# Production Infrastructure Part 2: Feature Store

### Loading Libraries

In [None]:
%pip install catboost

In [None]:
# Requests
import requests

# Numerical Computing
import numpy as np

# Data Manipulation

from dataclasses import dataclass
from typing import List

# Apache Spark
from pyspark.sql.types import *
from pyspark.sql import functions as F
from pyspark.sql.functions import when

from databricks import feature_store
from databricks.feature_store import FeatureLookup
import mlflow
from mlflow.tracking.client import MlflowClient

# Categorical Boosting
from catboost import CatBoostClassifier, metrics as cb_metrics

# Scikit-Learn
from sklearn import metrics
from sklearn.model_selection import train_test_split

#### Dataset Acquisition & Table Registration

In [None]:
class DataIngest:
  
  def __init__(self, url, local, source, sink, schema, database, table_name):
    self.url = url
    self.local = local
    self.source = source
    self.sink = sink
    self.schema = schema
    self.database = database
    self.table_name = table_name
    
  def _acquire_raw(self):
    response = requests.get(self.url, stream=True)
    with open(self.url.split("/")[-1], "wb") as data:
      data.write(response.content)
    response.close()
    
  def _transfer_local(self):
    dbutils.fs.mv(self.local, self.source)
    
  def _read_source(self):
    return spark.read.csv(self.source, header=True, inferSchema=False, schema=self.schema)
  
  def _write_source(self, data):
    data.write.format("delta").mode("overwrite").option("mergeSchema", "true").option("overwriteSchema", "true").save(self.sink)
    
  def _create_table(self):
    spark.sql(f"CREATE DATABASE IF NOT EXISTS {self.database};")
    spark.sql(f"""CREATE TABLE IF NOT EXISTS {self.database}.{self.table_name} USING DELTA LOCATION '{self.sink}';""")
    dbutils.fs.rm(self.source)
  
  def register_data(self):
    self._acquire_raw()
    self._transfer_local()
    data = self._read_source()
    self._write_source(data)
    self._create_table()
    
  def get_data(self):
    return spark.table(f"{self.database}.{self.table_name}")
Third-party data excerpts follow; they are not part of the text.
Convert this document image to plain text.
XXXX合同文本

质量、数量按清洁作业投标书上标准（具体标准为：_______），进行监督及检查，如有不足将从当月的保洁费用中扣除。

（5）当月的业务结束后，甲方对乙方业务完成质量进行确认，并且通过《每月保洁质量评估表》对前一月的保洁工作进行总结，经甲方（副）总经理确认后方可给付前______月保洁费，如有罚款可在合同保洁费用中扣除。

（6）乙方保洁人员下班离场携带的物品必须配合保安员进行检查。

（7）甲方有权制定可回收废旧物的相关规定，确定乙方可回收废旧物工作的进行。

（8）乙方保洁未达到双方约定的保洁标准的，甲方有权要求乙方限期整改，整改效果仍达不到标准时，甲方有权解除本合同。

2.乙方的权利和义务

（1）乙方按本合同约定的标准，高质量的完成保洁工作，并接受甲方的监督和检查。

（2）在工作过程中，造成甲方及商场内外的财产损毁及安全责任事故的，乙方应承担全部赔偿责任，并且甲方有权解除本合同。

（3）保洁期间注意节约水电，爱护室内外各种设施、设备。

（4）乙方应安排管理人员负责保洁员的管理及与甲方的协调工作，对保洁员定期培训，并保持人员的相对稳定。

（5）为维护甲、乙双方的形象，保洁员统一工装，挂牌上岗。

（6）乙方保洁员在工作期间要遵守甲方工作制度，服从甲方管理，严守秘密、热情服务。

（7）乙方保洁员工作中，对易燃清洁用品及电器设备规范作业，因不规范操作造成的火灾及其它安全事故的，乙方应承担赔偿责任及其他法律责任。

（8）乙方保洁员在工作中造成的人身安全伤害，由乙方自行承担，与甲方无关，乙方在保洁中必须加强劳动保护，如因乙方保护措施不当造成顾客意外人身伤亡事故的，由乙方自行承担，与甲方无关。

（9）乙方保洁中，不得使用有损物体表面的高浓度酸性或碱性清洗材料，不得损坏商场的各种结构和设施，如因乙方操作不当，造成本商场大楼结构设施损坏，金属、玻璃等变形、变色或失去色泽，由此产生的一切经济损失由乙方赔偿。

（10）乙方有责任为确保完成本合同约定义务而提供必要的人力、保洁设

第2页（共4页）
#### Configuration for Data Ingestion & Registration, Followed by Execution of the Ingest.

In [None]:
DATA_URL = "https://archive.ics.uci.edu/ml/machine-learning-databases/adult/adult.data"
LOCAL_FILE = "file:/databricks/driver/adult.data"
SOURCE = "" # Change this to your local workspace pathing if you want to run this
SINK = "" # Change this to your local workspace pathing if you want to run this
DATABASE = "" # Change this if you want to run this
TABLE_NAME = "adult_classification"

ADULT_SCHEMA = StructType([
  StructField('age', IntegerType()),
  StructField('working_class', StringType()),
  StructField('final_weight', DoubleType()),
  StructField('education_level', StringType()),
  StructField('education_years', DoubleType()),
  StructField('marital_status', StringType()),
  StructField('occupation', StringType()),
  StructField('relationship_type', StringType()),
  StructField('race', StringType()),
  StructField('gender', StringType()),
  StructField('capital_gain', DoubleType()),
  StructField('capital_loss', DoubleType()),
  StructField('hours_worked_per_week', DoubleType()),
  StructField('native_country', StringType()),
  StructField('income', StringType())
])

data_handler = DataIngest(DATA_URL, LOCAL_FILE, SOURCE, SINK, ADULT_SCHEMA, DATABASE, TABLE_NAME)
data_handler.register_data()

In [None]:
raw_data = data_handler.get_data()

display(raw_data)